Defensores vs. Críticos: Enquadrando o Debate
Os apoiantes veem isto como uma “manutenção do protocolo” essencial, argumentando que o Bitcoin deve funcionar principalmente como dinheiro, e não como uma camada de armazenamento de dados. Afirmam que a disponibilidade irrestrita de dados contradiz o modelo económico da rede e cria riscos de responsabilidade real para os operadores.
Por outro lado, os opositores veem um precedente perigoso. Se o protocolo pode impor restrições de dados agora, o que impede que regras semelhantes sejam introduzidas posteriormente?
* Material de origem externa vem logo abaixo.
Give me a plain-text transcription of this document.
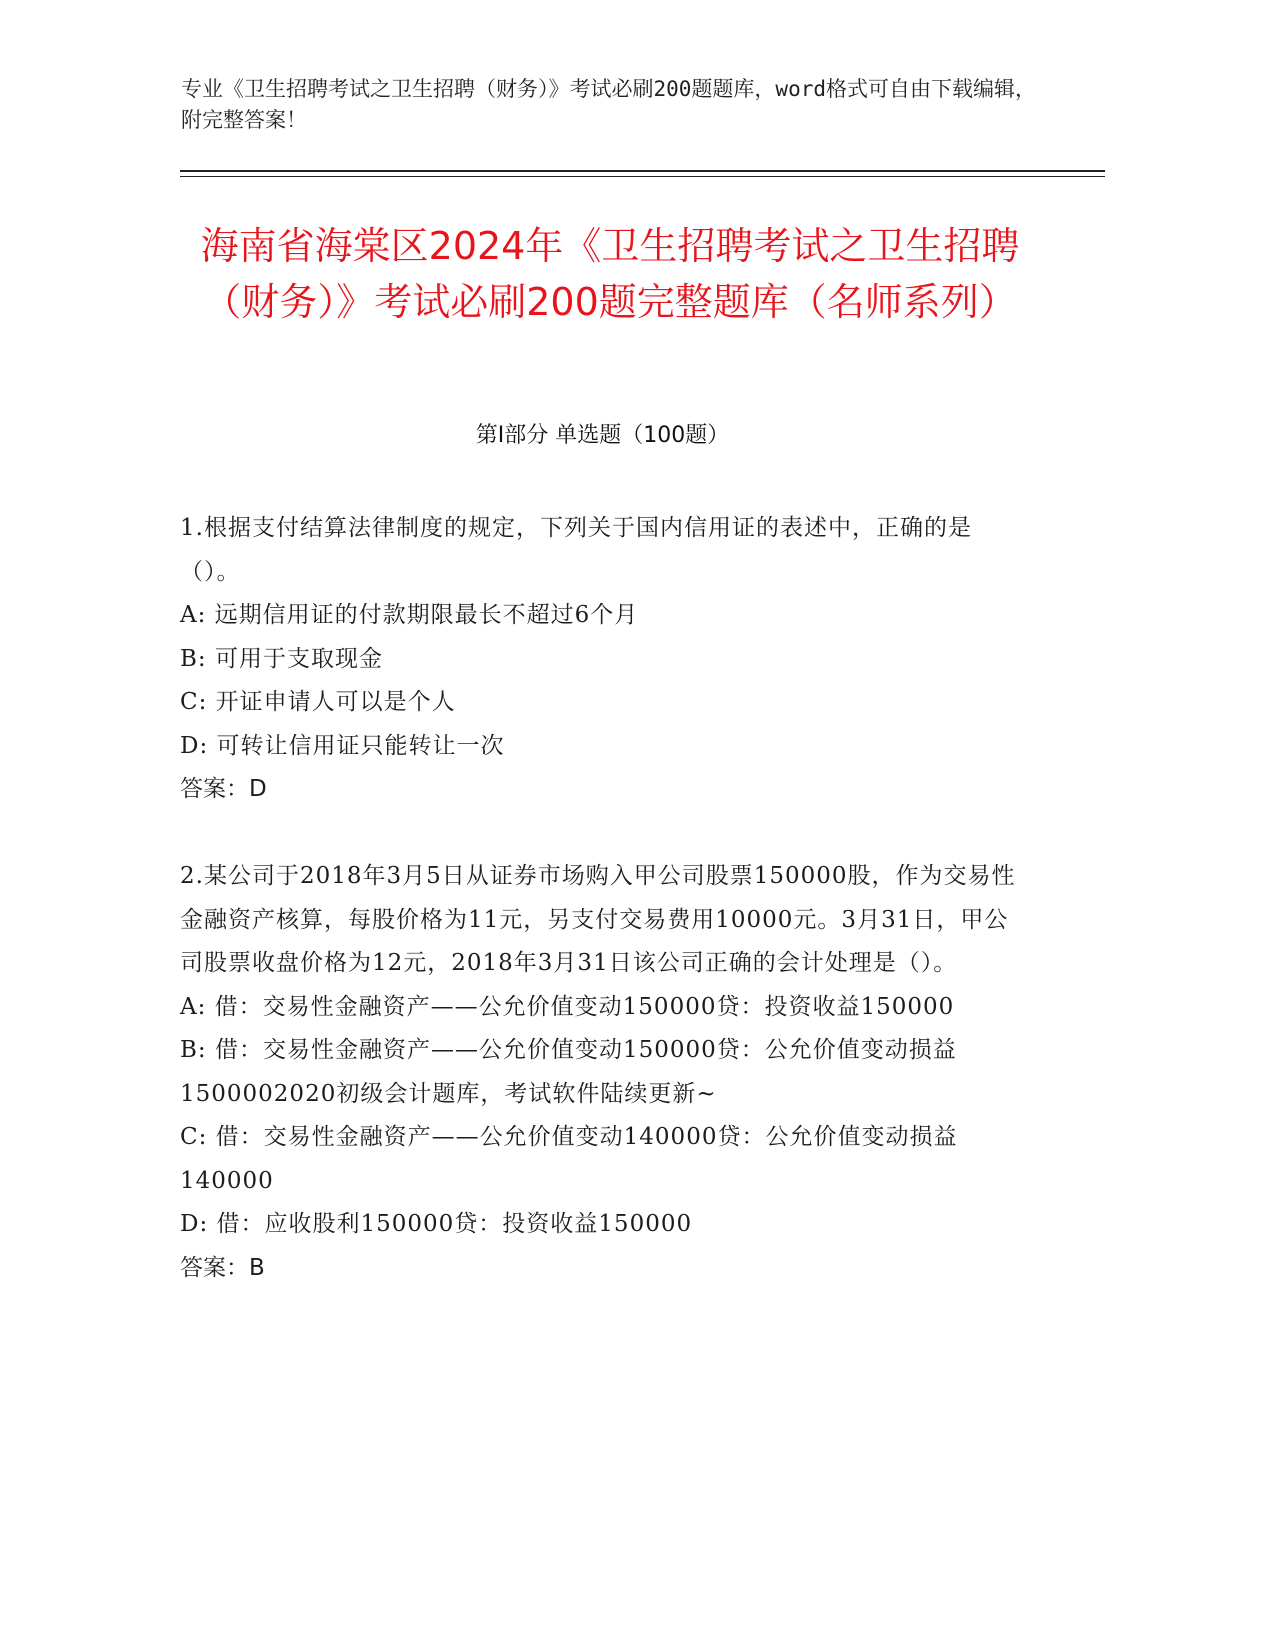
专业《卫生招聘考试之卫生招聘（财务）》考试必刷200题题库，word格式可自由下载编辑，附完整答案！
海南省海棠区2024年《卫生招聘考试之卫生招聘（财务）》考试必刷200题完整题库（名师系列）
第I部分 单选题（100题）

1.根据支付结算法律制度的规定，下列关于国内信用证的表述中，正确的是（）。

A: 远期信用证的付款期限最长不超过6个月

B: 可用于支取现金

C: 开证申请人可以是个人

D: 可转让信用证只能转让一次

答案：D

2.某公司于2018年3月5日从证券市场购入甲公司股票150000股，作为交易性金融资产核算，每股价格为11元，另支付交易费用10000元。3月31日，甲公司股票收盘价格为12元，2018年3月31日该公司正确的会计处理是（）。

A: 借：交易性金融资产——公允价值变动150000贷：投资收益150000

B: 借：交易性金融资产——公允价值变动150000贷：公允价值变动损益1500002020初级会计题库，考试软件陆续更新~

C: 借：交易性金融资产——公允价值变动140000贷：公允价值变动损益140000

D: 借：应收股利150000贷：投资收益150000

答案：B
Temem que esta mentalidade de soft fork possa evoluir para uma censura por passos incrementais, minando a resistência fundamental do Bitcoin a controlo externo. Do seu ponto de vista, aceitar quaisquer limites de dados ameaça o princípio de que a blockchain deve ser neutra e à prova de censura.
Cronograma e Implicações
A natureza de expiração automática deste soft fork oferece um caminho intermédio: testar a abordagem durante um ano enquanto esforços paralelos desenvolvem alternativas permanentes que possam resolver o abuso de dados sem abrir a porta à censura. Este quadro temporário dá à comunidade um período de reflexão e inovação.
Quer seja adotada ou rejeitada, esta proposta reflete a maturidade em evolução do Bitcoin—equilibrando idealismo com pragmatismo, e flexibilidade técnica com princípios fundamentais.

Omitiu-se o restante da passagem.